[MUD-Dev] Re: Less numbers, more roleplaying.

Jon Leonard jleonard at divcom.umop-ap.com
Sat Nov 29 14:49:01 CET 1997


On Thu, Nov 27, 1997 at 11:28:04AM +0000, Richard Woolcock wrote:
> Appologies for the length of the examples in this mail...
> 
> Adam Wiggins wrote:
> > 
> > [Richard Woolcock:]
> > > > of winning.).  A T-Rex just sees 100-200 pound of fresh USDA grade A
> > > > human.
> > >
> > > So called 'Intelligent' mobs should go for the weakest opponent.
> > 
> > They should?  I consider myself intelligent, yet I always consider
> > the most dangerous opponent to be my first target in a combat
> > situation.
> 
> Hmmmm I'm not sure now.  Certainly, you'd be more worried about the
> most dangerous opponent, but equally, which would you rather have?

[scenarios deleted]

I worked out the math behind this a while back, and given some assumptions,
it doesn't matter what order.

If you assume that you have several opponents who:

1) Fight to the death
2) Always do the same amount of damage, while living
3) Do damage in proportion to what it takes to kill them

Then it doesn't matter what order you attack them in.

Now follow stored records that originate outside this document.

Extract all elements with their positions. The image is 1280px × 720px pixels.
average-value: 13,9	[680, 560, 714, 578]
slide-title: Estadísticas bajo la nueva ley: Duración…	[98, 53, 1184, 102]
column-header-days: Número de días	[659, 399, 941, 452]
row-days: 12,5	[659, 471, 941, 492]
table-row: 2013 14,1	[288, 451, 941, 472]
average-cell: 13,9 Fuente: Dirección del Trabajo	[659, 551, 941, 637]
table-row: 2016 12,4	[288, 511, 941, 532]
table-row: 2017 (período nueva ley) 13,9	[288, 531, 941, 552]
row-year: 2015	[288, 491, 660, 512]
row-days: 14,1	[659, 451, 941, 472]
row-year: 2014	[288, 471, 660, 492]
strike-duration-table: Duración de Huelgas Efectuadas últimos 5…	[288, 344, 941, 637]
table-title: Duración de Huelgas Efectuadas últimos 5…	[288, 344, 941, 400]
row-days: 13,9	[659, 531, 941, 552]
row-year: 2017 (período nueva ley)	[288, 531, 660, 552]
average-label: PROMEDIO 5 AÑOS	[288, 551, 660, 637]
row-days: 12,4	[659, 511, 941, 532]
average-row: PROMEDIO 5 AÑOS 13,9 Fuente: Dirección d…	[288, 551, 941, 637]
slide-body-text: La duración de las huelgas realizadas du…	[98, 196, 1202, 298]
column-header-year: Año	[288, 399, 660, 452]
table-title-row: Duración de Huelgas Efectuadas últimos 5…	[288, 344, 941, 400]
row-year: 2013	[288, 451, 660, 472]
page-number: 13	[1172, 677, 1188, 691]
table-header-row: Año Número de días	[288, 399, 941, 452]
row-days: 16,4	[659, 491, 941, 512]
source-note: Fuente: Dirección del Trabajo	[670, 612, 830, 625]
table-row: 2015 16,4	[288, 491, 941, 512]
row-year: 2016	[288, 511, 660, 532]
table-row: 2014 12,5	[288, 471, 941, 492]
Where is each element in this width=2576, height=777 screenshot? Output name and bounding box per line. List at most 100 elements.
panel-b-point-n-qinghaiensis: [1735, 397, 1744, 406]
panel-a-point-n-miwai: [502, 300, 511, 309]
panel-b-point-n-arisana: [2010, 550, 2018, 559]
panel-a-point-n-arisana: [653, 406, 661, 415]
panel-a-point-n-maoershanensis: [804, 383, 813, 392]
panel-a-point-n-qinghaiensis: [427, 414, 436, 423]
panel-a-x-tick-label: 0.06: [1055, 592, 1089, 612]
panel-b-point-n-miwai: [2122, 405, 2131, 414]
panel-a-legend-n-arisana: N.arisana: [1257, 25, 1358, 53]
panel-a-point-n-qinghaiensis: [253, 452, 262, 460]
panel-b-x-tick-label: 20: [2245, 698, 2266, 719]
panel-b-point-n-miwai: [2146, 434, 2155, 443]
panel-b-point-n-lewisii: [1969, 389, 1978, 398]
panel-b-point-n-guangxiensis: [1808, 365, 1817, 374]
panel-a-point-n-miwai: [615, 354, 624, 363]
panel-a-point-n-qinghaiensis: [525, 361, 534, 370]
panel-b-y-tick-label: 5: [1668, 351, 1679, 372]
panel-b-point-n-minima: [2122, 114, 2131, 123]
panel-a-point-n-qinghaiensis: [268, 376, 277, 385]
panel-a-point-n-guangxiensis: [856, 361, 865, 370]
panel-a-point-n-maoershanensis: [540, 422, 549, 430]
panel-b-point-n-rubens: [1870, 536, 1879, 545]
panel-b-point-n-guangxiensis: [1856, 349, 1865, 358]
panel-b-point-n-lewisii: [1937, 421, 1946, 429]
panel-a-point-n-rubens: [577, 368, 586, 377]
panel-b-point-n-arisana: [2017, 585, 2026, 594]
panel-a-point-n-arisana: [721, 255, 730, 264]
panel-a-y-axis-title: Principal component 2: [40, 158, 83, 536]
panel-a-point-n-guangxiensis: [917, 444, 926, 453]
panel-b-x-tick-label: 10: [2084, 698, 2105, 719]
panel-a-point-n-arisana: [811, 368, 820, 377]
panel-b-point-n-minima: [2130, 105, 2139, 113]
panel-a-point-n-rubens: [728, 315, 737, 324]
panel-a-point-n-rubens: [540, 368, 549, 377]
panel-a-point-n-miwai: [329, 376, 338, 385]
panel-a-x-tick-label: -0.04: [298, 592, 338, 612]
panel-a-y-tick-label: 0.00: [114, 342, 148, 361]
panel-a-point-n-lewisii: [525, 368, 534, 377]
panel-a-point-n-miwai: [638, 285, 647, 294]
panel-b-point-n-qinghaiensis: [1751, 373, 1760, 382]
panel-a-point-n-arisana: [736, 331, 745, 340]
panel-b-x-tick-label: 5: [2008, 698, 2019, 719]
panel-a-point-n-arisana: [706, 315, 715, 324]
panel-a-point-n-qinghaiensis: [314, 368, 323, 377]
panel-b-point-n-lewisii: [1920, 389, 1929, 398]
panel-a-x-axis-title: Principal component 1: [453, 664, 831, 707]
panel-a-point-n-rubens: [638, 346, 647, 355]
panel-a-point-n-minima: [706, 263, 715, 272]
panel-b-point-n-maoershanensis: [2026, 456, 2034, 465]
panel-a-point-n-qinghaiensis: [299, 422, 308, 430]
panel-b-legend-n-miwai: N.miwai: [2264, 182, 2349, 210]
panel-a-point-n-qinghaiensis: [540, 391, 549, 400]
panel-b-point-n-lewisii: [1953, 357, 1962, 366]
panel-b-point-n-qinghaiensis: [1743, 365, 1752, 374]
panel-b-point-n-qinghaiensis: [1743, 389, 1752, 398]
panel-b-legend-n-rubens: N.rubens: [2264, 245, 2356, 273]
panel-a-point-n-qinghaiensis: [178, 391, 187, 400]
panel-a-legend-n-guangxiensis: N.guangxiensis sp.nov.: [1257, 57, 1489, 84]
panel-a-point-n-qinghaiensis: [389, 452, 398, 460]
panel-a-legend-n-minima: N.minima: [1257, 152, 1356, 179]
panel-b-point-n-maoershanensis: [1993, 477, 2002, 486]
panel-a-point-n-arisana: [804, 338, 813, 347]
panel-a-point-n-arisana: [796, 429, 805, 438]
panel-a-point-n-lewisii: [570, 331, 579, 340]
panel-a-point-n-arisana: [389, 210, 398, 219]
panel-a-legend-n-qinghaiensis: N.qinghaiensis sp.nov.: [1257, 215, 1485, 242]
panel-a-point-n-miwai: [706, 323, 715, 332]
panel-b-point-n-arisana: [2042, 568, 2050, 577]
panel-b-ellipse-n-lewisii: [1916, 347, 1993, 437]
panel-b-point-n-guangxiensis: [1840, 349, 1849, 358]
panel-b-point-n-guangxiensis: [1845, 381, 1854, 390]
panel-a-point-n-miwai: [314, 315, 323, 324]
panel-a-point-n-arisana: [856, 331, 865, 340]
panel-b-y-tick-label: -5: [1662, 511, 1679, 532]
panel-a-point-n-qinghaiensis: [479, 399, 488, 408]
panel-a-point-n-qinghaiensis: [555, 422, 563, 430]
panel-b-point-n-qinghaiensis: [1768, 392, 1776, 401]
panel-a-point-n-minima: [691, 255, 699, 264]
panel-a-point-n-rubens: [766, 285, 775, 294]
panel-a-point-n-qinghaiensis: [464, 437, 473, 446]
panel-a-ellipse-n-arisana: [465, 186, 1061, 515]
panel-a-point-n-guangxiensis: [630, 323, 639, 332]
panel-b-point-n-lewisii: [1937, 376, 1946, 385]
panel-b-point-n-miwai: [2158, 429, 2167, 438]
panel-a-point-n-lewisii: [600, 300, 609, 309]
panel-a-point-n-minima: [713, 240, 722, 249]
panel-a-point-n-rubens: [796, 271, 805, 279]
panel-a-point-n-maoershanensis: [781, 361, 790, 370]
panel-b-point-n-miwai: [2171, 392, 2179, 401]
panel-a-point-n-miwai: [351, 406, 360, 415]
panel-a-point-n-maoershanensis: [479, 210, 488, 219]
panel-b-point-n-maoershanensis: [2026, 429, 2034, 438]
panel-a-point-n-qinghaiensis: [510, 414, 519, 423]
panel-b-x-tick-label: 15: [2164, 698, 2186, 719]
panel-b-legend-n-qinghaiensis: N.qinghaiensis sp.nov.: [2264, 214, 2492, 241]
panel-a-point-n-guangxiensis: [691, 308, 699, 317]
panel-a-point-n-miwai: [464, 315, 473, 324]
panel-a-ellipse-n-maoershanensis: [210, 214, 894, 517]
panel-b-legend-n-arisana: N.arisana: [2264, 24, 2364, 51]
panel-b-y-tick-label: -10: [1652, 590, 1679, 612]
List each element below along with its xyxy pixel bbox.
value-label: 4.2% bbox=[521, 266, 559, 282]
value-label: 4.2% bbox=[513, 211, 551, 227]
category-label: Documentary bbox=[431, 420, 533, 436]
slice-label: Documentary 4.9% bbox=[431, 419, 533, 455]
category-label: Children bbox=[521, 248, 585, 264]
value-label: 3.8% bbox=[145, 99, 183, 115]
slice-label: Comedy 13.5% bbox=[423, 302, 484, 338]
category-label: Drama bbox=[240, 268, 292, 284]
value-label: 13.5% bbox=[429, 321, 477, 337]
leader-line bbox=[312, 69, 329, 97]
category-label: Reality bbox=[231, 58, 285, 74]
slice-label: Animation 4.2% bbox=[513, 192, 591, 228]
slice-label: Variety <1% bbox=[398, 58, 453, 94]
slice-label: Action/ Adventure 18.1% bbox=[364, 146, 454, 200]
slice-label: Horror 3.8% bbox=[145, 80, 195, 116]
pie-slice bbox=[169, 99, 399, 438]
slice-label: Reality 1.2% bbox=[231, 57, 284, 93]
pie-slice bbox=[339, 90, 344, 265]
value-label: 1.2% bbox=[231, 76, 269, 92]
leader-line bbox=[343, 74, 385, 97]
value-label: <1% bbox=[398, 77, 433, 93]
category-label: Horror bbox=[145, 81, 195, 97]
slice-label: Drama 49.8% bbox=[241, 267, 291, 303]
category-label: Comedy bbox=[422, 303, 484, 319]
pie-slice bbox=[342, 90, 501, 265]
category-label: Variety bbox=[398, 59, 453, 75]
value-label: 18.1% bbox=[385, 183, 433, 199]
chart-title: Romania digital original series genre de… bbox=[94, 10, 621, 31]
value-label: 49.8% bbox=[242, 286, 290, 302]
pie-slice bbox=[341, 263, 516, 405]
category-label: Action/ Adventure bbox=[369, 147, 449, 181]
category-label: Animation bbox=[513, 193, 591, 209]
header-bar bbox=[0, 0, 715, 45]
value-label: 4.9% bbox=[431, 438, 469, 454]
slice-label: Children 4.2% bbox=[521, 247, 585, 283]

To see why, consider a graph of damage done over time:

(example of 2 1-unit attackers and a 2-unit attacker)

+---+         +-+           +-+
|* *|         |*|           |*|
|   |         +-+---+       +-+-+
|* *|    vs.  |* * *|  vs.  |* *|
+---+-+       |     |       +---+---+
|* * *|       |* * *|       |* * * *|
+-----+-+     +-----+-+     |       |
|* * * *|     |* * * *|     |* * * *|
+-------+     +-------+     +-------+

time ---->

Each order has 11 *'s.  This is because no matter what the ordering, opponents
will always be doing damage in the lower left triangle, and each individual
will add another triangle in the upper right.  Rearranging the added triangles
doesn't change the area (total damage).

If the assumptions don't hold, then strategy emerges.

If your opponents may not fight to the death, then killing one quickly may
cause some to run away.  Likewise, if you can flee, killing some before you
run makes the next fight easier.

If damage dealt reduces in proportion to heath, then it really doesn't matter
who you hit when -- there aren't any extra triangles as above.  If slower
or faster, then you need to kill quickly, or hit everyone, depending.

If opponents aren't all equally effective in proportion to their health,
then kill the flimier/more dangerous ones first.

For programming less intelligent monsters, I'd recommend having them pick
an opponent at random, and then try to finish them off.  This makes any
strategy attacking them risky for an individual.